I had a son.
My son is now all grown up.
I don’t need a woman in my life.
With that being said, I can’t get this woman out of my head. I went back and forth with her, and now I’m seeing red, forced to face the unpleasant consequences of not finding the proper way to handle this when the time was right.
So how am I supposed to get angry with her now?
Who am I to tell her how to live her life or make her money?
Really, who am I in her life?
And if I want anything from her other than her body, how can I make her open to the idea of me? The real me?
The gangster?
The man who handles some of the nastiest situations in this world?
Grunting, I run my fingers through my hair and check the parking lot in the rearview mirror, fully knowing that I’ll end up going inside and bad things might happen.
I wouldn’t have had the slightest idea she’d dance in a bar tonight had I not tasked one of my men to surveil her house for me.

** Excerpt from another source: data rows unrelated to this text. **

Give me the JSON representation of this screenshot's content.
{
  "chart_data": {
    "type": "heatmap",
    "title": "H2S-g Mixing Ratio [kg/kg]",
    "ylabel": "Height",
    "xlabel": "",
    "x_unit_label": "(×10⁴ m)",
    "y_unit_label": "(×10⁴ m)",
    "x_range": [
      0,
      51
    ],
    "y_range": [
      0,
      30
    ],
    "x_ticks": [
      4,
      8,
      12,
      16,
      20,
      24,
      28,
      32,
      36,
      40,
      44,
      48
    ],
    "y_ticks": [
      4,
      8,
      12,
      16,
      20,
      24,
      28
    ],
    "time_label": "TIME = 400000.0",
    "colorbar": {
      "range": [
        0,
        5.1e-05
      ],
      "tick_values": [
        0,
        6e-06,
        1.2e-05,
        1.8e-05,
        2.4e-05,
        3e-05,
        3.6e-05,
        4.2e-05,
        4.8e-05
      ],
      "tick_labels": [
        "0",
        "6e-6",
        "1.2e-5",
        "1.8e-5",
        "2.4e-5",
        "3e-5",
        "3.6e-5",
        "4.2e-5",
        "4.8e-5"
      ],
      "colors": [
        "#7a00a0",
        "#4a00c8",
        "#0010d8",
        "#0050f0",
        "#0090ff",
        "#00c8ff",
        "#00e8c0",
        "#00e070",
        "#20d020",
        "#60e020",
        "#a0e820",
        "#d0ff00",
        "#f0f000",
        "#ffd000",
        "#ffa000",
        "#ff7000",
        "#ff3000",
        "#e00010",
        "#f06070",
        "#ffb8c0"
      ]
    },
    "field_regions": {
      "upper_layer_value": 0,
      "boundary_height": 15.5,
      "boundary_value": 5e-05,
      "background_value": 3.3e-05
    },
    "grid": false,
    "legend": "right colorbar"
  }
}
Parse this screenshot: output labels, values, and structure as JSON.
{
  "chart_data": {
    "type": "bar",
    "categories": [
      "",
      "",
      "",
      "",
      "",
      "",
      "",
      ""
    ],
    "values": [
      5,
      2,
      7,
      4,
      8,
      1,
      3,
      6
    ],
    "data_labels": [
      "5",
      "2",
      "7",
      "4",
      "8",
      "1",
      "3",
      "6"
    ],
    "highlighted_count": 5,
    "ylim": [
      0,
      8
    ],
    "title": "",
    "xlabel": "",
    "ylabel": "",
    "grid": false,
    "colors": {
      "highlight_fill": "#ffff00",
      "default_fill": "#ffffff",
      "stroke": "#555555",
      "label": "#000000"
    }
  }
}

This morning I drove by her house like a pussy whipped sucker. And I haven’t even seen her pussy.
That says a lot.
Clearing my throat, I pivot in my seat and climb out.
The cold air hits me in the face with fists of icicles. I ignore the cold, a meek thought in my head imploring me to go back and talk to her in the morning like two adults.
Maybe apologize to her?
Come clean?
Yeah.
I know that’s not gonna happen.
If anyone touches that woman tonight while I snooze at home, trying to play cool, or if I smell someone’s cum on her tomorrow, not only will I burn this place down, but dead bodies will be all around.
So, yes. I better go inside.
And that’s exactly what I do.
25
SCARLETT
It works.
It’s sort of like an out-of-body and deep-in-my-head experience. The lights help a lot by blocking my view of the audience.
It’s not supposed to be like that. Typically, these places encourage you to interact with customers.
I’m not doing that.
I feel very confident that my private parts are not subtly visible, yet even so, I feel icky from all the stares glued to me.